Das Leben mit Gott ist immer dem selbstsüchtigen, konsumorientierten und subjektivistischen Leben der Welt entgegengesetzt. Es richtet sich unter allen Umständen nach dem aus, was man als Gottes Willen erkannt hat. Es nennt die Sünde beim Namen und spielt keinen falschen Frieden vor. Und damit wird auch klar, dass sich der weltliche Mensch mit seinem weltlichen, egoistischen Lebensstil davon betroffen oder gar angegriffen fühlt. So kommt es automatisch zu einer Art Verfolgung, auch wenn man dies nicht einmal unbedingt will.
Dennoch gehört die Bereitschaft, eine solche Verfolgung zu ertragen, nun mal einfach zum Leben als Christ dazu. Wichtig ist dabei, dass nicht wir selbst es sind, die eine solche provozieren, denn sonst haben wir sie wahrlich verdient und können uns das nicht „anrechnen“ lassen. Wir dürfen niemanden aus persönlichen Gründen provozieren, einzig und allein die göttliche Gerechtigkeit in unserem Handeln darf dies tun. Sie wird daran erkannt, dass wir es nicht leichtfertig tun, sondern immer nur aus dem Wunsch, das Beste für den Anderen zu wollen. Wer leichtfertig provoziert – oder gar um der Provokation willen – hat nicht verstanden, worum es wirklich geht.
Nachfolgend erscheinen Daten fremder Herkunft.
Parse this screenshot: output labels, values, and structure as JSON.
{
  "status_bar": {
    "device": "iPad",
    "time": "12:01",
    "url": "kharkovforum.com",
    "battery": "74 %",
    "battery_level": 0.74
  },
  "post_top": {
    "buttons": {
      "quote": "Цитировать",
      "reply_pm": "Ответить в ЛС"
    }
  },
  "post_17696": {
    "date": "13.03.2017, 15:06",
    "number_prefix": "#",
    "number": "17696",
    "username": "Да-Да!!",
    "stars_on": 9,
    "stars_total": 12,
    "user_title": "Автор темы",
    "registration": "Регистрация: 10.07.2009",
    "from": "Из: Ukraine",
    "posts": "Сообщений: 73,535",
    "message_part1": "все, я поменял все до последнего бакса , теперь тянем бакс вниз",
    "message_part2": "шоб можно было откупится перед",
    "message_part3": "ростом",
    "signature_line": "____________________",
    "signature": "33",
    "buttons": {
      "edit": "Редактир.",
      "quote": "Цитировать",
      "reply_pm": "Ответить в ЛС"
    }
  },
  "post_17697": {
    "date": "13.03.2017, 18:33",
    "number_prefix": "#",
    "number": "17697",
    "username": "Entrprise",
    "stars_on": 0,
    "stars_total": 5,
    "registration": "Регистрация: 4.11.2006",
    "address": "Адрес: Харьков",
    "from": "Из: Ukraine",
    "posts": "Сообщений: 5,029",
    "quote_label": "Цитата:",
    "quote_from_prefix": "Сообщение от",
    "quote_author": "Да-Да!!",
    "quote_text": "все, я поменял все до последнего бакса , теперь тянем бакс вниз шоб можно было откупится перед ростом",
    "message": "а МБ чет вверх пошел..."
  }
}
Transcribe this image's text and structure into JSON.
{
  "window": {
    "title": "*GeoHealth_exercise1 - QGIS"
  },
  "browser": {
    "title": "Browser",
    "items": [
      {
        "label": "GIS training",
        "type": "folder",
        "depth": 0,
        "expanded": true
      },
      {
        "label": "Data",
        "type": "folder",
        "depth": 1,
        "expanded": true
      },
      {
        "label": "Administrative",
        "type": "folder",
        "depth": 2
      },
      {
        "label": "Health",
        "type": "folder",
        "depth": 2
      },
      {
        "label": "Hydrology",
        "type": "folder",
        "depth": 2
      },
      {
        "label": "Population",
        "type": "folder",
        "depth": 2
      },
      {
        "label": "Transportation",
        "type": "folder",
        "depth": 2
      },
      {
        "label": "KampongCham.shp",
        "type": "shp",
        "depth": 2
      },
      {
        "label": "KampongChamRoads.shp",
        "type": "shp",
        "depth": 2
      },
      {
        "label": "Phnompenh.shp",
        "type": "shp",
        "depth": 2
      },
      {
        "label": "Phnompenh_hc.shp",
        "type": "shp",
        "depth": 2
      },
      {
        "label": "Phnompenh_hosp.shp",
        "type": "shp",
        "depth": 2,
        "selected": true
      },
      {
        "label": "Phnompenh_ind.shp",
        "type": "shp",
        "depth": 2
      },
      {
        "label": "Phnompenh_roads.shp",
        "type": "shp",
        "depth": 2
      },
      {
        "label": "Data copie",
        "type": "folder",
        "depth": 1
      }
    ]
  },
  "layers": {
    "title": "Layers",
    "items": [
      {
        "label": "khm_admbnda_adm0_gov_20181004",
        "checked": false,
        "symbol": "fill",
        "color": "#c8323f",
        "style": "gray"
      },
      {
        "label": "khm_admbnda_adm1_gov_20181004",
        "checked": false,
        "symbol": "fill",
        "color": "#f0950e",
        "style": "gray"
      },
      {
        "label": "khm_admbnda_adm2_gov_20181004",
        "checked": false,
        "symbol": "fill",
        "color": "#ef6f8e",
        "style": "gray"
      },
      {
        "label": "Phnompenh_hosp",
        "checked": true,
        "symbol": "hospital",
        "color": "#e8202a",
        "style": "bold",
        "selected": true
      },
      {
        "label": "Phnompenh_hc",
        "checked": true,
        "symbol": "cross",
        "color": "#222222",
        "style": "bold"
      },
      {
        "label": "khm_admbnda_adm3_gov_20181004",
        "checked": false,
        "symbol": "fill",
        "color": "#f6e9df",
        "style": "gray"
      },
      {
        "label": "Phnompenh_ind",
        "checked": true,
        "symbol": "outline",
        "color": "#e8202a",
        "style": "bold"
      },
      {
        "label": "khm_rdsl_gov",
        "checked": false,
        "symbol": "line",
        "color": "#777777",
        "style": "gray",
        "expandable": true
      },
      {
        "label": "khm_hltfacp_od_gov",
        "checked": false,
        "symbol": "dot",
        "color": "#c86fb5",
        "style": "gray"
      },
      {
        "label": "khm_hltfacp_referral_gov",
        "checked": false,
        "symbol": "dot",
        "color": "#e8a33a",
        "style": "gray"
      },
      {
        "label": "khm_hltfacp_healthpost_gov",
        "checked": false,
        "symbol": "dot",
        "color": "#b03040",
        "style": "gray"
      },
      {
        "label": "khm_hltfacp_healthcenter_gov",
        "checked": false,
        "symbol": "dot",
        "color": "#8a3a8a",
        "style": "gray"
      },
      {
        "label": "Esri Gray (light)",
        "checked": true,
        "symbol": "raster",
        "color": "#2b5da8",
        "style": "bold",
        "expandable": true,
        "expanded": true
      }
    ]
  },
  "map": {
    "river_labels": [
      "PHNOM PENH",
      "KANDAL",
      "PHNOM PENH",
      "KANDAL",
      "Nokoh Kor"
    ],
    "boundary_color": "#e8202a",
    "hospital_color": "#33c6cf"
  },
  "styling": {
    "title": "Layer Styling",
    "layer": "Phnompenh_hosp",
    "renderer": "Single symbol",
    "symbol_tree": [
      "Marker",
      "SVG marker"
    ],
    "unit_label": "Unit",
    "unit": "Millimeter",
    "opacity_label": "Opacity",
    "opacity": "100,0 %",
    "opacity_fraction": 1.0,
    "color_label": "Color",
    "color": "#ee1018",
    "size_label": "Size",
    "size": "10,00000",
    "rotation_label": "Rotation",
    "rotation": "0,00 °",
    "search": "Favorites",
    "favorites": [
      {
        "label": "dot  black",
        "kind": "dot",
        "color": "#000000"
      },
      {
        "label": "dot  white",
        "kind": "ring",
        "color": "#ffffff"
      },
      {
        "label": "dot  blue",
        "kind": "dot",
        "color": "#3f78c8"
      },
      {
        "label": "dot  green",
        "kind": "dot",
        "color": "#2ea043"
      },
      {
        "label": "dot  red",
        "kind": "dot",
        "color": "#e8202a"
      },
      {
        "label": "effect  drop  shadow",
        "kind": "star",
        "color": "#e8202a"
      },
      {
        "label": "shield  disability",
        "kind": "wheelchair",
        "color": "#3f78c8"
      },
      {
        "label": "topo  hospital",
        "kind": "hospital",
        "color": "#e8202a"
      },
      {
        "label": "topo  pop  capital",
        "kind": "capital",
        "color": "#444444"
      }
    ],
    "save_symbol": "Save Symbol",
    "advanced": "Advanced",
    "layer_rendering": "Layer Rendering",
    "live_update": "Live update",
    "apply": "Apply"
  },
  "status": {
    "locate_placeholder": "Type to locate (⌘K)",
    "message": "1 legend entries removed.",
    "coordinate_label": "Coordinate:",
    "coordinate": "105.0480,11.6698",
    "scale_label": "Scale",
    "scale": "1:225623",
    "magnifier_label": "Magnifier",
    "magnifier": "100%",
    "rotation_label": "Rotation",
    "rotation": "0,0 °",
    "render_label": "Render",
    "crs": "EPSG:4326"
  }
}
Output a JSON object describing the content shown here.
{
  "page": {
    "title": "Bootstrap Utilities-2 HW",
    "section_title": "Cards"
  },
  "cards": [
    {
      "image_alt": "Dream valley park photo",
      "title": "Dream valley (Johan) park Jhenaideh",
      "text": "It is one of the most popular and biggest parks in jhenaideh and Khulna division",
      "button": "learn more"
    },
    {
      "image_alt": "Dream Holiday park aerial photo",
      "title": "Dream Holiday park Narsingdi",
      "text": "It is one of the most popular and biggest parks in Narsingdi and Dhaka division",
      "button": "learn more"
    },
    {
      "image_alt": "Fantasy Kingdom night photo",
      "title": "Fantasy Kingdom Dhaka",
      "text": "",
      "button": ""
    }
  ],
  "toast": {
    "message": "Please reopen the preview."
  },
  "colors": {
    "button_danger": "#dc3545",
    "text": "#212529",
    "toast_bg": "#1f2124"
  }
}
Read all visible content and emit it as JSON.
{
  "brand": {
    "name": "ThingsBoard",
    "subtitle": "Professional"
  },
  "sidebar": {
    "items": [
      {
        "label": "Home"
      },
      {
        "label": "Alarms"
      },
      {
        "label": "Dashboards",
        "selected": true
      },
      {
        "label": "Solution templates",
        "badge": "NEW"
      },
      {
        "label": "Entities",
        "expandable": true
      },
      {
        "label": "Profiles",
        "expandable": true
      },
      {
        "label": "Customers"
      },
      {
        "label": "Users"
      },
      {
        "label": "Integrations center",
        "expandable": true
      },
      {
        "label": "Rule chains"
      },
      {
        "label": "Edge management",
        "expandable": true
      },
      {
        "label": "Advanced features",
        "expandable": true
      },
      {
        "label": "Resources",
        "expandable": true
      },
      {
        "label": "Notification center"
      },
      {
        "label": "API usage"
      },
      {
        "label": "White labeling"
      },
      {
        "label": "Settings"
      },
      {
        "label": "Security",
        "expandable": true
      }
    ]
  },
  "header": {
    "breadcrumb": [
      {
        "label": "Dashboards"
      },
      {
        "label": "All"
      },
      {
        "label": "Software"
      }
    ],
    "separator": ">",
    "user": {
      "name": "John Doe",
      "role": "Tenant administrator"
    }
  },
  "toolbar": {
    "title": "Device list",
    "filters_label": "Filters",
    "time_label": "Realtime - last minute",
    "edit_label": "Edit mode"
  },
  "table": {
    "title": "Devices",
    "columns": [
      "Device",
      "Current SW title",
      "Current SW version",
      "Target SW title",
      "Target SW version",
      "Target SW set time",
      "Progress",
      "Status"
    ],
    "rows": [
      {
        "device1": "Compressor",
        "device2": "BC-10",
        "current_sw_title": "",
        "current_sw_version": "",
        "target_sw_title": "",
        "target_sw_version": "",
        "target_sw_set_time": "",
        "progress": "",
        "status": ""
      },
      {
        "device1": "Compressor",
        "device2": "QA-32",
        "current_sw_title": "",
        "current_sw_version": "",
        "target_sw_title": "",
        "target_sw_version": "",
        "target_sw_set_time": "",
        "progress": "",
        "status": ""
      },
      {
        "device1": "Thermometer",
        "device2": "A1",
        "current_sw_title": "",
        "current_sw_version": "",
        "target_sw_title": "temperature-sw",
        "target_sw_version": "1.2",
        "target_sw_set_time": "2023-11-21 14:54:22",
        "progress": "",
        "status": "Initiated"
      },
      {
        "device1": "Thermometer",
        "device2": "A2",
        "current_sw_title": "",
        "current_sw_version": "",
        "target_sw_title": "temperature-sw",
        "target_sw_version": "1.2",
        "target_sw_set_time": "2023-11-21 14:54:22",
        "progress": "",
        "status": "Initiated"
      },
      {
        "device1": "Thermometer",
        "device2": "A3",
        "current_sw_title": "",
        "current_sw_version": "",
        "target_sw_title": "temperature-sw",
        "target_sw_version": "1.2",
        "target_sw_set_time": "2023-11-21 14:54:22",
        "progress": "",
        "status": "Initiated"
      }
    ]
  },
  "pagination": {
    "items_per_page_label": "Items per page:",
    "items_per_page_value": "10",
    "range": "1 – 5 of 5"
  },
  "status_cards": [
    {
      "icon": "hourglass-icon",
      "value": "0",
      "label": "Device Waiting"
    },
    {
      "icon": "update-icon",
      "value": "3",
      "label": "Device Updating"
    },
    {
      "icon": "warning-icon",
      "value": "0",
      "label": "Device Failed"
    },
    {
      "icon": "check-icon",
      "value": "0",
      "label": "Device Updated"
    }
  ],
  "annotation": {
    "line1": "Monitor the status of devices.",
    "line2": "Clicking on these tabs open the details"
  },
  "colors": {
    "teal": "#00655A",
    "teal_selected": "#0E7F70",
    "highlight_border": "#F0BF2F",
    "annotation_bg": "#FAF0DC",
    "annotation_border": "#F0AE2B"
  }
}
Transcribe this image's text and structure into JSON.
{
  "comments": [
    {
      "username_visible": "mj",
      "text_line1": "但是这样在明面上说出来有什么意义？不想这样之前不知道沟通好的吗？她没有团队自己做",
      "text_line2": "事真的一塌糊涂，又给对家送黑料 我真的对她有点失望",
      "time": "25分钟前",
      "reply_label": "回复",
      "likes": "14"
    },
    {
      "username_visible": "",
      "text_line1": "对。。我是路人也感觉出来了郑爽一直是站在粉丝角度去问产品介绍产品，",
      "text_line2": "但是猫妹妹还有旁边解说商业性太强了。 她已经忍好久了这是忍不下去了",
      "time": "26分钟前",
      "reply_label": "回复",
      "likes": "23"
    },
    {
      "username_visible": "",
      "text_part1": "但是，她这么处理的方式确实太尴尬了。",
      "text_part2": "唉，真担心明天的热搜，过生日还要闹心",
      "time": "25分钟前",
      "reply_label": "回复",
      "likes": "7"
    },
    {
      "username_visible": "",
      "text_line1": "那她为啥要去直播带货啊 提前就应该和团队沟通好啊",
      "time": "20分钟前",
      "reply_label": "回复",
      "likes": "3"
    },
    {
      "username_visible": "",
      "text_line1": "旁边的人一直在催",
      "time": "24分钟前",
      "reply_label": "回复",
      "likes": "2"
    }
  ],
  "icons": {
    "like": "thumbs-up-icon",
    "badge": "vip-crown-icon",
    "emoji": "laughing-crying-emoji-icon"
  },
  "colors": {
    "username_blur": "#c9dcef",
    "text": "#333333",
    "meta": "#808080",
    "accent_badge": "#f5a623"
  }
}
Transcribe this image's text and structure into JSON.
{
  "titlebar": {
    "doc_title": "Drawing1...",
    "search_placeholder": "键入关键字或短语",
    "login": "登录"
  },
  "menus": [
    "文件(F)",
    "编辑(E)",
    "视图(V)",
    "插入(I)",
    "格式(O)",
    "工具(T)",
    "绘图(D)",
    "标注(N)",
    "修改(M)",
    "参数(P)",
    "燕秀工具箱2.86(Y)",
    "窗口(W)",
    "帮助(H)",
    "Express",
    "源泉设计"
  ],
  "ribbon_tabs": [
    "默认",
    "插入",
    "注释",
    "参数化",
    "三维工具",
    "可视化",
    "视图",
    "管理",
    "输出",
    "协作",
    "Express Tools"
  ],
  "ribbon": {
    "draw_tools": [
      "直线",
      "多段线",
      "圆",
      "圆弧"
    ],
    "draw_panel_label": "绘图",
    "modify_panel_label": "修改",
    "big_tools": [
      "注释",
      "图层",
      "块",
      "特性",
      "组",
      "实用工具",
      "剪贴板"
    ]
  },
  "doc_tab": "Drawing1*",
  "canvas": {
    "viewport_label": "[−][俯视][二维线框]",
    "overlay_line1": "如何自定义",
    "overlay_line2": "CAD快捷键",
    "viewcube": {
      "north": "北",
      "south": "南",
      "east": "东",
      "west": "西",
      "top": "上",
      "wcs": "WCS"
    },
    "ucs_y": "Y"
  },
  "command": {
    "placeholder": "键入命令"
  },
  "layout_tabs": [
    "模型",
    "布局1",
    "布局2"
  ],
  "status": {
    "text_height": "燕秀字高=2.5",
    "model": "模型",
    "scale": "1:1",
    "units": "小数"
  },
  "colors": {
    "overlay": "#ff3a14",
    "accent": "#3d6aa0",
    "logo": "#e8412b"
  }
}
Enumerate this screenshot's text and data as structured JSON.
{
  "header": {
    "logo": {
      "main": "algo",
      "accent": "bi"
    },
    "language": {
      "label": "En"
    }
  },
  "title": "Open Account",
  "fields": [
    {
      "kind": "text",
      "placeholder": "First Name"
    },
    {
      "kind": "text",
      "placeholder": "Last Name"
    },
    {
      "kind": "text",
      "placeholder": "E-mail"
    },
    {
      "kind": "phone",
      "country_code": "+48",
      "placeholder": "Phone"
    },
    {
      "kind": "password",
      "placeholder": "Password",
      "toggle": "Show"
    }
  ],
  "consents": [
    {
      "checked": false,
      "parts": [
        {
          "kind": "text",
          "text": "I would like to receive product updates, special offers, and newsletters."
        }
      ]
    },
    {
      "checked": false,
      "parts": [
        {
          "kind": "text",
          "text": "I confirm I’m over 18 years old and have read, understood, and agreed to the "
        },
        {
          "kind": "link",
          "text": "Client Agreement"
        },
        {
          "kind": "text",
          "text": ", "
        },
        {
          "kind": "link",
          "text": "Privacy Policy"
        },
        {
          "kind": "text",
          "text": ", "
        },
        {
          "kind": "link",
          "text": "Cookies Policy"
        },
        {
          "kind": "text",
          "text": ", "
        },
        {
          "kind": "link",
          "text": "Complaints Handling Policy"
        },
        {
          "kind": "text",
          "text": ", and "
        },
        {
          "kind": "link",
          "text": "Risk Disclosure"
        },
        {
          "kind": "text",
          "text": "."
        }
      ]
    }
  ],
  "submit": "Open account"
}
Nicht um mich, nicht um meine Gefühle, nicht um mein Denken, sondern einzig darum, dass Gott geehrt und dem Mitmenschen geholfen wird. Alles andere ist nichtig und verderblich.
Auch hier bekommen die Gläubigen eine Verheißung: Denn ihrer ist das Reich der Himmel. Dies ist die achte Seligpreisung. Man kann sie als Makrostruktur folgendermaßen einteilen:
A: Die Armen im Geist → Himmelreich (V. 3)
      B: Die Trauernden → Tröstung (V. 4)
           C: Die Sanftmütigen → Das Land ererben (V. 5)
                D: Nach Gerechtigkeit Hungernde → satt werden (V. 6)
                D’: Die Barmherzigen → Barmherzigkeit (V. 7)
           C’: Die im Herzen Reinen → Gott sehen (V. 8)
      B’: Friedensstifter → Kinder Gottes (V. 9)
A’: Um Gerechtigkeit willen Verfolgte → Himmelreich (V. 10)
Bei dieser Einteilung betrachten wir die Verse 11 und 12 als Erklärung der letzten Seligpreisung. Dies wird auch durch die wechselnde Anrede begründet. A und A’ bilden eine Klammer um den ganzen Block der Seligpreisungen mit der Verheißung, dass der Gläubige das Himmelreich erben wird, also in das ewige Leben eingehen wird. Es wird zudem noch einmal mehr deutlich, dass diese Seligpreisungen allesamt auf jeden Gläubigen zutreffen.
Auch die übrigen Seligpreisungen zeigen auf, dass Gott alle unsere Bedürfnisse kennt und sie auch stillen möchte: Die Trauernden haben den Tröster zur Seite, die nach Gerechtigkeit Hungernden haben vom Herrn Jesus die göttliche Gerechtigkeit übertragen bekommen, die Barmherzigen werden selbst mit Barmherzigkeit bedacht. Und in allem drin finden wir die Bedeutung der Gemeinde, welche den Auftrag hat, als Gottes Mund, Gottes Arme, Gottes Hände, Gottes Füße den Willen des Herrn auf der Erde auszuführen.

Die Kraft der Trauer

Da ich mich sehr gerne und viel mit der Bergpredigt beschäftige, ist mir vor Kurzem mal wieder etwas Spannendes aufgefallen. In unseren Gottesdiensten und Predigten geht es viel zu oft um die Frage “wie bekomme ich Freude?”, “wie kann ich meine Ziele erreichen?”. Interessant ist aber, dass Jesus gerade diejenigen glückselig preist, die traurig sind. Hier mal ein paar (unvollständige) Gedanken dazu.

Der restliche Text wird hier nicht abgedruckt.